BM Temsilcisi, gazetemize verdiği röportajda Suriye’nin şu anda ABD’nin önceliklerinin başında olmadığını söylerken, Suriye’de ciddi bir çözüm söz konusu olabilir mi? ABD tarafının varlığı söz konusu olmadan nasıl çözüm sunulup nasıl başarılı olunabilir?
Suriye’deki gerek Rus, gerek İran, gerek Türk, gerekse de ABD güçleri olsun orduları ve milisleri kim birbirinden ayıracak?  Şam semalarında ve topraklarında İsrail'in açık operasyonlarından bahsetmiyorum bile.
Amerikalılar olmadan veya onların ne istediklerini ve neyi istemediklerini hesaba katmadan Suriye'de herhangi bir çözümü uygulamak mümkün müdür?

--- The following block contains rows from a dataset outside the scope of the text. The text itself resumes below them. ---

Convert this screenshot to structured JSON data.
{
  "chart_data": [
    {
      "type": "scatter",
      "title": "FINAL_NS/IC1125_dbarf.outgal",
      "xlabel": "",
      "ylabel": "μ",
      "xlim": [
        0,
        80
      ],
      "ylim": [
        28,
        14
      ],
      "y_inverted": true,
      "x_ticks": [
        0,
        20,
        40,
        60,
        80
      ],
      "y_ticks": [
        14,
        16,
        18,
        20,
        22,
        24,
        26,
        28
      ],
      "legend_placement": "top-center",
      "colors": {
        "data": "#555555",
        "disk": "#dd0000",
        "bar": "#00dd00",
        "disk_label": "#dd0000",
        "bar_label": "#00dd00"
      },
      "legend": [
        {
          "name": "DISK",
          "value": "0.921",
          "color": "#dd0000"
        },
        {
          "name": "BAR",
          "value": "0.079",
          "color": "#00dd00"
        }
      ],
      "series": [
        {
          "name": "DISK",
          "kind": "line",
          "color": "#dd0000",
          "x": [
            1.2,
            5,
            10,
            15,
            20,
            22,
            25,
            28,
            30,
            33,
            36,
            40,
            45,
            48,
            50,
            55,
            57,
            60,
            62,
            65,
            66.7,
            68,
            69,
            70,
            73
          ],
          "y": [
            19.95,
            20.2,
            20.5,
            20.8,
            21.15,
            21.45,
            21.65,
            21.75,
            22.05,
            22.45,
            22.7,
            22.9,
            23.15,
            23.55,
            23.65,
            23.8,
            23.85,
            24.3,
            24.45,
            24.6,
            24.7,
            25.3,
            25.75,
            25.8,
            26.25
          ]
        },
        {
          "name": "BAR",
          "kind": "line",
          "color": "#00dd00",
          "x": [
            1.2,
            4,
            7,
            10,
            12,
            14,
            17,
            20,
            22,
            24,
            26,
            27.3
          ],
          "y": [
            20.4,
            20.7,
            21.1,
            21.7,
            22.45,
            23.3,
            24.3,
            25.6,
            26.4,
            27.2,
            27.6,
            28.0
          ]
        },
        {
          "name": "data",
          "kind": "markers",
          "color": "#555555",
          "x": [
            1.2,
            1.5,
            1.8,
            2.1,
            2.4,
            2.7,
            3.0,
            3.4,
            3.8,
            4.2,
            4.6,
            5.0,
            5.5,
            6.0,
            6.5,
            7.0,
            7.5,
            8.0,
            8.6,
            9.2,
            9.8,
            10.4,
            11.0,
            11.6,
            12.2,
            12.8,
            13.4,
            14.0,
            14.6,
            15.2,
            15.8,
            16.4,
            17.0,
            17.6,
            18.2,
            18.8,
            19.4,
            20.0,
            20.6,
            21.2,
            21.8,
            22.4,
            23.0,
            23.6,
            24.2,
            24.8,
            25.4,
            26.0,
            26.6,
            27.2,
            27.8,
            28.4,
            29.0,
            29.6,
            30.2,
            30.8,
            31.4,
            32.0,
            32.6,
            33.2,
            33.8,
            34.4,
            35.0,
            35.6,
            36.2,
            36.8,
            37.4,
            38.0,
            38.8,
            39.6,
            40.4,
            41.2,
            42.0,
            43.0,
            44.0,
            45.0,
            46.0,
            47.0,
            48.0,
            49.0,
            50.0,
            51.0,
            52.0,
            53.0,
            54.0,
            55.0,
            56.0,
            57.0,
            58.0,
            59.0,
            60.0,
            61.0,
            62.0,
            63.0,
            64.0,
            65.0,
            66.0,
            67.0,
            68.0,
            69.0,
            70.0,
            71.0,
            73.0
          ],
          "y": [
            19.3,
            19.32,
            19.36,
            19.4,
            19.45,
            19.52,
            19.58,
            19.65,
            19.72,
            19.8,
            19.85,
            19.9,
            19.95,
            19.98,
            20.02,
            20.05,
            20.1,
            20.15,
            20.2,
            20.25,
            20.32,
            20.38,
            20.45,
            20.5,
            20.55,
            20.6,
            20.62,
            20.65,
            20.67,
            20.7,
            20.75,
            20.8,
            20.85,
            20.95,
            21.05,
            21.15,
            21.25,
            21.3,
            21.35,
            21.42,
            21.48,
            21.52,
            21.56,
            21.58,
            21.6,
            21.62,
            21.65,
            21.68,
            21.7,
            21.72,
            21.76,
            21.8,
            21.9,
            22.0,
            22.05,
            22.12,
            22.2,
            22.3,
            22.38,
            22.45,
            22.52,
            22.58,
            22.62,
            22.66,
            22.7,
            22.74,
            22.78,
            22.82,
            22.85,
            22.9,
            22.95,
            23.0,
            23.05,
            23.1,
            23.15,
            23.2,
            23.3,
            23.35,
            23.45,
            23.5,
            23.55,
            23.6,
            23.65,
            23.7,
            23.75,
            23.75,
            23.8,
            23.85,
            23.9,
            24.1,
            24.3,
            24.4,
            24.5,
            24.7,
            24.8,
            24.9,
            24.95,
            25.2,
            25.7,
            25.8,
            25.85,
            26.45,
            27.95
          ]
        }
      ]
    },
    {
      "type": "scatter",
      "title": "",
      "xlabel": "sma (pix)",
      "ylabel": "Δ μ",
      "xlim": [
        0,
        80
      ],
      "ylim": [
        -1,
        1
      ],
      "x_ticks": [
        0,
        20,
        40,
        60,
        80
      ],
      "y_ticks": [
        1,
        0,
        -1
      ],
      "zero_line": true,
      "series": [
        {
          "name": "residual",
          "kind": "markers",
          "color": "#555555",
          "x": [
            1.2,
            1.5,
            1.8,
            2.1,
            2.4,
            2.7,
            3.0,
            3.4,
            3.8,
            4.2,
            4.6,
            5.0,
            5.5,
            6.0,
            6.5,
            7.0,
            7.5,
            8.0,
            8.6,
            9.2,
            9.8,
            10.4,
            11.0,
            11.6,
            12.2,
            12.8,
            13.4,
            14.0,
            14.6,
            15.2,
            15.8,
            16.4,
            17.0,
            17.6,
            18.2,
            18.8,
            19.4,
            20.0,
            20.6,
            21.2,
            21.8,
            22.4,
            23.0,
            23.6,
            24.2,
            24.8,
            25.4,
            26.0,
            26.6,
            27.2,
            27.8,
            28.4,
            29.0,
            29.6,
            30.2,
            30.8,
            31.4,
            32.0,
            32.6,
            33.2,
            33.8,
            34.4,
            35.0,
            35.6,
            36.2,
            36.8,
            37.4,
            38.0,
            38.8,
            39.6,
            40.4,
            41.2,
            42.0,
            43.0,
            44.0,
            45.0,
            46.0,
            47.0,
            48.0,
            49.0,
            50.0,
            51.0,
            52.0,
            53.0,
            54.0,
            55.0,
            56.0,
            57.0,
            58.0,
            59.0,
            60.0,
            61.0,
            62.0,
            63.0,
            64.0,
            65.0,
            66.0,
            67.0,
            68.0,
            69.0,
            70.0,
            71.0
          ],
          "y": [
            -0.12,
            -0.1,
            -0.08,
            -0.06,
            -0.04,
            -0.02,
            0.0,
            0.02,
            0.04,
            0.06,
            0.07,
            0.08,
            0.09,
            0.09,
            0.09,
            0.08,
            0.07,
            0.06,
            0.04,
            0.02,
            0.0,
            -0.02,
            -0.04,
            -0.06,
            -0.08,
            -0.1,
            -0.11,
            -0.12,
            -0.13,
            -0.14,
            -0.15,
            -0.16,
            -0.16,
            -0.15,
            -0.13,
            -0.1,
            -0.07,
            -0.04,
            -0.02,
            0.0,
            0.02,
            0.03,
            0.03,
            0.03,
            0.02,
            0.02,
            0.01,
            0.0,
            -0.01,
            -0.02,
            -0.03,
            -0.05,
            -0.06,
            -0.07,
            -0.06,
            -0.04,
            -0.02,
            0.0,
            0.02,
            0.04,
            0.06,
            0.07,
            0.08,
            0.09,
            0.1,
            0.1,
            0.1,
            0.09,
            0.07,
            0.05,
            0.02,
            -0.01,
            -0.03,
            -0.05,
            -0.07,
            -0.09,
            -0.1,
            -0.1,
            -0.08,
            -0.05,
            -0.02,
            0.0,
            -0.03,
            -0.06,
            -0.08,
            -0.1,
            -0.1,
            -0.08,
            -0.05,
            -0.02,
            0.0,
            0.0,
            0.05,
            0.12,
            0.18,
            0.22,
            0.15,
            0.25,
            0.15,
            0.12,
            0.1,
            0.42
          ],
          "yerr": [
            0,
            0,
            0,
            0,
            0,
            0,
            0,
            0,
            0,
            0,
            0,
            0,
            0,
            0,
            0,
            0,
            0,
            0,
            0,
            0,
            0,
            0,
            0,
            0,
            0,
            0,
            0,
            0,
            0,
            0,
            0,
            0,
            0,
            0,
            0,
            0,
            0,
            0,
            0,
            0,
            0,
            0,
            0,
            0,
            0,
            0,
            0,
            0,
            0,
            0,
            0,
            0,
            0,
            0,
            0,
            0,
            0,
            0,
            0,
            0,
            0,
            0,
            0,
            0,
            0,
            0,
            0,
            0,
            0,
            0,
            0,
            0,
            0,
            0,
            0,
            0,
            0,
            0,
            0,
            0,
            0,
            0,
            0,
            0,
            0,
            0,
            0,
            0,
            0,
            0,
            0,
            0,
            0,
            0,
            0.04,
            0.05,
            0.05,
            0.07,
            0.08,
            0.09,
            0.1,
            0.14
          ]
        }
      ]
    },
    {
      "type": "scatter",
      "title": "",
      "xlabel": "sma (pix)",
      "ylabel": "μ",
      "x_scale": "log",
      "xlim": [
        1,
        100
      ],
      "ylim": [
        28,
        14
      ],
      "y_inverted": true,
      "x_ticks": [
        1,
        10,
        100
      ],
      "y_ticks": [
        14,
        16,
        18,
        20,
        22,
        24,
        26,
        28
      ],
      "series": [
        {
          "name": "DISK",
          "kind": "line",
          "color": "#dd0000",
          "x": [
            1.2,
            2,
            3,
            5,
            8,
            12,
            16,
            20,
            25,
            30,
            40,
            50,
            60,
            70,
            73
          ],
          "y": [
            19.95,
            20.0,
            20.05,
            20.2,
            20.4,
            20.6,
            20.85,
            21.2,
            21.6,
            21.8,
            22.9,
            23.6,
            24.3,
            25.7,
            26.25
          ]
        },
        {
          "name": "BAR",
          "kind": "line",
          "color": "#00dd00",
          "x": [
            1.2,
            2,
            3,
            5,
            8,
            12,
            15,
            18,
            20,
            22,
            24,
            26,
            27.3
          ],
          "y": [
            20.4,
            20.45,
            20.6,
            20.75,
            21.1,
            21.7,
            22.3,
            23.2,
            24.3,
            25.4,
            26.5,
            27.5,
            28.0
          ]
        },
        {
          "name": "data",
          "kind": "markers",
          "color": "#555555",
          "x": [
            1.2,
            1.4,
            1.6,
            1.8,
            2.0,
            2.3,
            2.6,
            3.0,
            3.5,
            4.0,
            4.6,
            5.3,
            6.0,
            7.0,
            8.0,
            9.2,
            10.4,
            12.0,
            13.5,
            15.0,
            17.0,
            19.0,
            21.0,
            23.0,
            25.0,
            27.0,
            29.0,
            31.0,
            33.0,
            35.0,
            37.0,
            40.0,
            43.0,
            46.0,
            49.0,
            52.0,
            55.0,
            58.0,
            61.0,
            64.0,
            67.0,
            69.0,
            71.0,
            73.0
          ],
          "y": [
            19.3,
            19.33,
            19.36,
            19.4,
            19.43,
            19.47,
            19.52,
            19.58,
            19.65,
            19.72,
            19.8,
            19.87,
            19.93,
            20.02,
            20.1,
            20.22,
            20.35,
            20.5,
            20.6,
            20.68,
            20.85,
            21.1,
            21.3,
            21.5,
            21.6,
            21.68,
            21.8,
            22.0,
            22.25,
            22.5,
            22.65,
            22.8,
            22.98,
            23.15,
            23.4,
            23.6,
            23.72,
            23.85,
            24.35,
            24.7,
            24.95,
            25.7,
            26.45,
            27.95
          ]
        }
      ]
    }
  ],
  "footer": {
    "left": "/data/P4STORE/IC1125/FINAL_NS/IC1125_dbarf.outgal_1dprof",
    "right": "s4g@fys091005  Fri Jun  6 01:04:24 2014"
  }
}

ABD'nin Suriye'deki pozisyonu daha çok büyük resme, yani İran'ın nükleer dosyasıyla ilgili müzakerelere odaklanabilir mi? Peki ya ölenler ve cezaevlerindekiler?
İsrail'in Suriye'deki uyarıları dikkate alınmadan, özellikle de İsrail orada fiilen etkili bir taraf haline geldiğinden, Suriye'de İran'ın çıkarlarına karşı sürekli askeri ve cerrahi operasyonlar gerçekleştirilirken bu nasıl yapılabilir?
Özellikle de Esed rejimi ile İsrail arasında müzakere olasılığından bahsedilirken tüm bu sorulara önemli bir soru daha ekliyorum: İran'ın Suriye ve çevresinde, yani Lübnan'daki konumu nasıl olacak?
Tahran, İran'ın Irak ve Suriye üzerinden Lübnan'a uzanma hayalini sona erdirmek anlamına gelen Suriye-İsrail ilişkilerini kabul eder mi? Böylece Tahran, şu anda zayıflamış olsa da elindeki en önemli kart olan Suriye kartını kaybeder mi?
İran, Suriye-İsrail ilişkilerinde tedirgin edici bir siyasi kaybı kabul edecek ve Lübnan'daki ve dolayısıyla Irak-Suriye sınırlarındaki çıkarlarını Esed rejimiyle ilişkilerin bir sonucu olarak İsrail varlığı riskine mi maruz bırakacak?
Suriye meselesinin medyada da olsa şimdi sahneye döndüğü doğru. Ancak pek çok soruyu net ve spesifik cevaplar olmadan ve ortaya çıkabilecek şeylere dair bir vizyon oluşturmayan sorulara neden oluyor.